From the data you posted it looks like you have more than just a bunch of points - looks like you have the data from a couple of slices with x=const, y=const and z=const.  Is it know which type of curves this should be - some info like "z=const" are parabolas, y=const are logarithmic curves, ....

I once wrote a function to do 3D interpolation (linear or cubic splines) but this function would need matrices for the data and so i guess we would have the same problems as destilling the matrix needed for bicubic2D.
Furthermore my function would only use your A and B data and would completely ignore the D data (z=const).
Not sure at the time how we could use the D data additionally to improve the interpolation quality.

The curves from the paper are attached for your consideration.

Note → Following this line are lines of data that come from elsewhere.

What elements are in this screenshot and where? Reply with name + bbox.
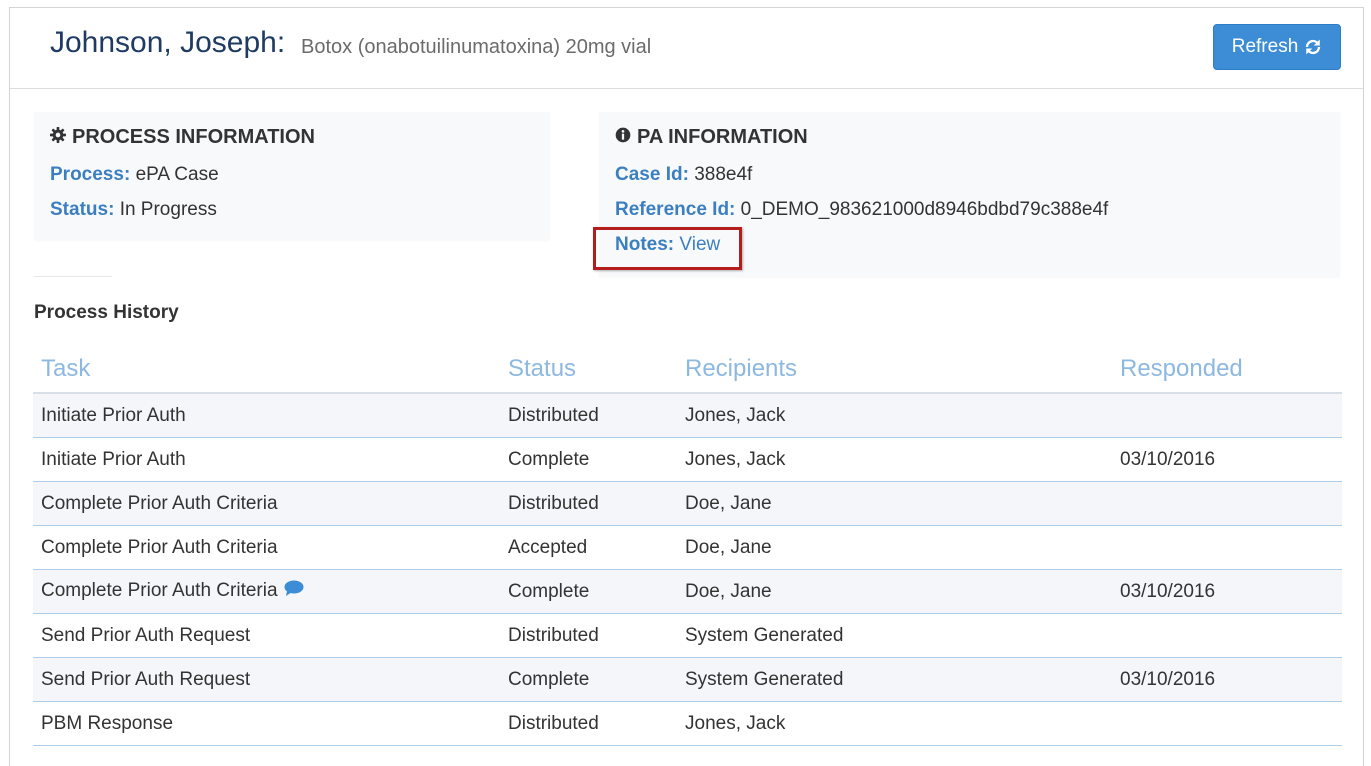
table-row: PBM Response Distributed Jones, Jack [33,701,1342,746]
process-value: ePA Case [135,164,219,185]
task-cell: Send Prior Auth Request [33,613,500,658]
column-header-task[interactable]: Task [33,346,500,394]
divider [34,276,112,277]
task-cell: PBM Response [33,701,500,746]
table-row: Complete Prior Auth Criteria Complete Do… [33,569,1342,614]
patient-name: Johnson, Joseph: [50,26,286,59]
reference-id-row: Reference Id: 0_DEMO_983621000d8946bdbd7… [615,199,1108,221]
status-label: Status: [50,199,115,220]
column-header-status[interactable]: Status [500,346,677,394]
task-cell: Complete Prior Auth Criteria [33,481,500,526]
case-id-label: Case Id: [615,164,689,185]
case-id-value: 388e4f [694,164,753,185]
status-cell: Accepted [500,525,677,570]
recipients-cell: Doe, Jane [677,569,1112,614]
gear-icon [50,126,66,149]
chat-bubble-icon[interactable] [284,580,304,602]
task-cell: Send Prior Auth Request [33,657,500,702]
process-row: Process: ePA Case [50,164,219,186]
table-row: Complete Prior Auth Criteria Accepted Do… [33,525,1342,570]
notes-highlight-annotation [593,227,742,270]
reference-id-label: Reference Id: [615,199,736,220]
status-value: In Progress [119,199,217,220]
responded-cell: 03/10/2016 [1112,437,1342,482]
status-cell: Distributed [500,701,677,746]
responded-cell [1112,525,1342,570]
process-information-title: PROCESS INFORMATION [50,126,315,149]
task-cell: Complete Prior Auth Criteria [33,525,500,570]
responded-cell [1112,613,1342,658]
case-id-row: Case Id: 388e4f [615,164,752,186]
recipients-cell: Jones, Jack [677,437,1112,482]
responded-cell [1112,393,1342,438]
responded-cell: 03/10/2016 [1112,569,1342,614]
refresh-button[interactable]: Refresh [1213,24,1341,70]
pa-information-title: PA INFORMATION [615,126,808,149]
table-row: Complete Prior Auth Criteria Distributed… [33,481,1342,526]
responded-cell [1112,701,1342,746]
table-header-row: Task Status Recipients Responded [33,346,1342,394]
recipients-cell: Doe, Jane [677,481,1112,526]
task-text: Complete Prior Auth Criteria [41,580,278,602]
table-row: Initiate Prior Auth Distributed Jones, J… [33,393,1342,438]
process-information-box: PROCESS INFORMATION Process: ePA Case St… [34,112,550,239]
task-cell: Initiate Prior Auth [33,437,500,482]
refresh-label: Refresh [1231,36,1299,57]
status-cell: Complete [500,437,677,482]
process-label: Process: [50,164,131,185]
panel-header: Johnson, Joseph: Botox (onabotuilinumato… [10,8,1363,89]
table-row: Initiate Prior Auth Complete Jones, Jack… [33,437,1342,482]
task-cell-with-comment: Complete Prior Auth Criteria [33,569,500,614]
status-cell: Distributed [500,613,677,658]
recipients-cell: System Generated [677,613,1112,658]
column-header-responded[interactable]: Responded [1112,346,1342,394]
case-panel: Johnson, Joseph: Botox (onabotuilinumato… [9,7,1364,766]
reference-id-value: 0_DEMO_983621000d8946bdbd79c388e4f [740,199,1109,220]
task-cell: Initiate Prior Auth [33,393,500,438]
status-cell: Distributed [500,481,677,526]
status-cell: Complete [500,657,677,702]
pa-information-title-text: PA INFORMATION [637,126,808,148]
responded-cell [1112,481,1342,526]
column-header-recipients[interactable]: Recipients [677,346,1112,394]
refresh-icon [1304,38,1322,56]
recipients-cell: Jones, Jack [677,701,1112,746]
status-cell: Complete [500,569,677,614]
recipients-cell: Jones, Jack [677,393,1112,438]
responded-cell: 03/10/2016 [1112,657,1342,702]
status-cell: Distributed [500,393,677,438]
process-history-title: Process History [34,302,179,323]
info-circle-icon [615,126,631,149]
status-row: Status: In Progress [50,199,217,221]
table-row: Send Prior Auth Request Complete System … [33,657,1342,702]
recipients-cell: System Generated [677,657,1112,702]
process-history-table: Task Status Recipients Responded Initiat… [33,346,1342,746]
process-information-title-text: PROCESS INFORMATION [72,126,315,148]
recipients-cell: Doe, Jane [677,525,1112,570]
drug-name: Botox (onabotuilinumatoxina) 20mg vial [301,36,652,58]
table-row: Send Prior Auth Request Distributed Syst… [33,613,1342,658]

Some of them degenerate in a point as you can see.

The issue is also that when a parameter is held constant the values are not the same for all the set of curves.

The curve fitting was quite a problem with the set of curves in Fig. 3 because they end up in a vertical segment and all the interpolation functions require the independent variable to sortable in ascending order. Anyway this can be overcome by adding an artificial slope close to a vertical and the approximation might be possible.

To identify the type of functions for the set of curve is difficult. I normally use a linear combination of generic function with different parameters and implement a least square fitting. As you can see below some curve have discontinuities. Anyway I think I will have to work more to get it done properly. It looks like a typical ill-posed problem, where the solution is either not unique and/or smooth.

Thanks Werner.